How playing and having fun helps young children learn skills and develop
Early childhood development, Safe pregnancy and birth
As part of Theirworld's #5for5 campaign on early childhood development, we look at the role of play in learning cognitive and social skills and stimulating the brain.
Play is an essential part of life. For everyone. It’s the fun part that balances the stressful times.
Your life wouldn’t be the same without the element of doing things that bring you enjoyment. And this skill is learned during childhood.
We learn how to play when we are young children – we are given toys or make our own playthings. How many children have received a gift in a box and then spent more time playing with the box?
It’s in the early years that we learn to play games – either on our own or with siblings and friends. We pick up important social skills (how to share and take turns) and healthy emotional development (expressing ourselves) through play and toys.
Theirworld’s #5for5 campaign is calling on the international community to invest in early childhood development. All children need access to quality care – and that includes play as well as nutrition, health, learning and protection.
World leaders are meeting in Germany in July at the G20 Summit to agree their priorities and what they should fund. We need them to prioritise the early years and especially pre-primary education, especially for the poorest and most marginalised children.
According to a clinical report by the American Academy of Pediatrics, “Play is essential to development because it contributes to the cognitive, physical, social, and emotional wellbeing of children.”
It’s crucial in terms of brain development too.
Only last year, UNICEF and H&M launched a digital tool that shows how games and play stimulate brain development during early childhood.
The UNI_Form jacket tool has different cognitive games that feed the brain while it evolves as the child gets older.
Pia Britto, UNICEF Chief of Early Childhood Development, said: “We are proud to launch this interactive tool to help give children the enrichment they need in these critical early moments of life.
“Children who experience love, proper nutrition and protection in a stimulating environment during early childhood become resilient, learn effectively and are able to help build strong, safe communities and economies when they reach adulthood.”
A child’s brain is 90% developed by the age of five – so these tender years are the most important in anyone’s life. Toys and play are an essential part of a child’s development.
Sue Firth, psychologist and author of More Life – Less Stress, agrees and explains that children develop rapidly when a toy “speaks” back to them – then they are encouraged to talk.
She said: “Toys are good for young children because they help them develop a number of different skills – like concentration, focus, manual dexterity – and builds intelligence, stimulation and development.
“Once a child learns to talk they develop the skill of asking to play with another child and therein start to learn to share their toys (which can be difficult for them especially with a sibling).
“After that they start developing friendship groups and tend to play together with simple things such as climbing, running and trying to lead and follow others.
“Play is essential to learning all sorts of skills which they need to use to relate to others – to ask for something, to say sorry when they get it wrong and to give something back.”
According to the UK’s The National Strategies, Early Years (Learning, Playing and Interacting – Good Practice in the Early Years Foundation Stage), babies and young children are powerful learners, reaching out into the world and are naturally drawn to play.
“Play is recognised as so important to their wellbeing and development that the right to play is set down in the United Nations Convention on the Rights of the Child (1989), and play is a fundamental commitment within the Early Years Foundation Stage.”
So while play is essential, are toys?

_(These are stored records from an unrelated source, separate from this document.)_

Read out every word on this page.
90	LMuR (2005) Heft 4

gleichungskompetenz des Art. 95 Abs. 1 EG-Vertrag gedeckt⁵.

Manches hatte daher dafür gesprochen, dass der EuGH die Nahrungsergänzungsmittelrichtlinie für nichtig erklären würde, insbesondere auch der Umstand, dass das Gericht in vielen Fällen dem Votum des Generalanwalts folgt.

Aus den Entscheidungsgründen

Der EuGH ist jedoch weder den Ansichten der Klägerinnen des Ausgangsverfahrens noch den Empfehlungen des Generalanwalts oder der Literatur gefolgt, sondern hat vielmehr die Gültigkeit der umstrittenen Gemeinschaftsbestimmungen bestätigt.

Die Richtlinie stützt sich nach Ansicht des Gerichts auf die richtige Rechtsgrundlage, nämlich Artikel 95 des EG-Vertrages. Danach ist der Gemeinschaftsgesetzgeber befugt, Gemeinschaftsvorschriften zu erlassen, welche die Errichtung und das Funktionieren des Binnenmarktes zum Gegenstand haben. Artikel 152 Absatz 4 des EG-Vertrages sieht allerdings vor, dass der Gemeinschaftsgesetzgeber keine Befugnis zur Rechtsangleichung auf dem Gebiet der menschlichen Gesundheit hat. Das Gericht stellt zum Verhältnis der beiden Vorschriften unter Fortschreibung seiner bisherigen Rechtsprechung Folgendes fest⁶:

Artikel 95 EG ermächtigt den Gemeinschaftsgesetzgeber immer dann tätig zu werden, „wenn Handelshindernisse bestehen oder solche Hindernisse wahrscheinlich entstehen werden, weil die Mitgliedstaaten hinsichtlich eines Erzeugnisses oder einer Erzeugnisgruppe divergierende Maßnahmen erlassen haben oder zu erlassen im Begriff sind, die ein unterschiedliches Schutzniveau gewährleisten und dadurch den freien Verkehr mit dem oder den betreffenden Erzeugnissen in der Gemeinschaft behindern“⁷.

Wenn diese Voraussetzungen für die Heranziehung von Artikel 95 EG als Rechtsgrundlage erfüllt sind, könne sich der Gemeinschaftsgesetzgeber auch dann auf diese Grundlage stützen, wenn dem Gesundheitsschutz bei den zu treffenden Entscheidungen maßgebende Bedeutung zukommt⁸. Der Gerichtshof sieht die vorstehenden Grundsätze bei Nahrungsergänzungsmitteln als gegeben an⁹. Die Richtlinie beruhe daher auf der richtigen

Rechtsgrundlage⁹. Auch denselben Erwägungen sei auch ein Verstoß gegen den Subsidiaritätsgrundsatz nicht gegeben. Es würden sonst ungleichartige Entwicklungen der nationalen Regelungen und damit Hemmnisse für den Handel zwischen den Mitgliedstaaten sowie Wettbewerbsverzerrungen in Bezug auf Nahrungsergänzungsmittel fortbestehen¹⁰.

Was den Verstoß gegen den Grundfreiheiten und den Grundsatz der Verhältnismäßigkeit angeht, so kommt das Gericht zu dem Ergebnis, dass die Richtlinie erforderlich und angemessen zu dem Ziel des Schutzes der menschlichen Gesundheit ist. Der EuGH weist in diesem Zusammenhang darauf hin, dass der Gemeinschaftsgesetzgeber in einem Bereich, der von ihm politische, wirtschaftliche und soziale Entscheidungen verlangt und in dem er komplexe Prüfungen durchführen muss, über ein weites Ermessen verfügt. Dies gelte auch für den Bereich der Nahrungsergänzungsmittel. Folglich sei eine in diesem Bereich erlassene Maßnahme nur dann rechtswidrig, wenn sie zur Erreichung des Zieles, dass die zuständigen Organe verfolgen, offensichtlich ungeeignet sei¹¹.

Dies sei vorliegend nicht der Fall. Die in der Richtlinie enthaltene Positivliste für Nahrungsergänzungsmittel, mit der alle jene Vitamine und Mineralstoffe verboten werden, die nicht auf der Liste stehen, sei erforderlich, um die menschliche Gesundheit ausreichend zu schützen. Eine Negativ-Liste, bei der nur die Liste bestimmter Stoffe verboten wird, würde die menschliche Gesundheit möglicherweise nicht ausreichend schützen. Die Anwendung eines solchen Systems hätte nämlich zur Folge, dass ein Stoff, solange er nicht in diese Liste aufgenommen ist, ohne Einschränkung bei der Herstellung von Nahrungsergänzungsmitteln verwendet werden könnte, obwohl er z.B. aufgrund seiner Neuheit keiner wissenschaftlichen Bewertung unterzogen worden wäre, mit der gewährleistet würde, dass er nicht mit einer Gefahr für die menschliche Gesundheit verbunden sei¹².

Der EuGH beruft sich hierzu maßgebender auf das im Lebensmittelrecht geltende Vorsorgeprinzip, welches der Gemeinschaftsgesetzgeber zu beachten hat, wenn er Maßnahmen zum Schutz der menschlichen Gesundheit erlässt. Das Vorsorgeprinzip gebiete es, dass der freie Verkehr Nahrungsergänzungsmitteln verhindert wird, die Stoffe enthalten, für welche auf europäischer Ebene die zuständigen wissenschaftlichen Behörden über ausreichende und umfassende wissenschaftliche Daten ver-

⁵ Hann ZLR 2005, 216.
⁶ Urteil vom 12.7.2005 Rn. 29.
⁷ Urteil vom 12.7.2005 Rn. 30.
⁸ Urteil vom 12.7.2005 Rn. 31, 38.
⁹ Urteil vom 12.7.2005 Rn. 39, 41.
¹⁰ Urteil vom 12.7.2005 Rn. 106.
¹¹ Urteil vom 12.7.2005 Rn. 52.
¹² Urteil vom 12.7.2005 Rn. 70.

What if there is little access to toys – through poverty, war or abuse – would this affect a child’s ability to play?
Sue Firth explained: “Play is pretty instinctual. Only if a child is bullied or constantly prevented from playing would they learn not to.
“This might happen if a child was particularly noisy and repeatedly asked to be quiet.
“At certain times in our history we have had very little to offer children, like during the war. But then arguably they were better at play because they learned to use everyday items and enjoy them.
“Instead of a ball, they’d throw sticks and catch them or watch them drift downstream in the water.
“I saw a young girl of three yesterday with a ball and put her doll in a sitting position to catch it. She was absolutely delighted when the ball hit her doll as if she’s caught it. In this little girl’s mind, her doll was alive.
“Even without the doll she’d have played because young children make up someone to play with in their minds.”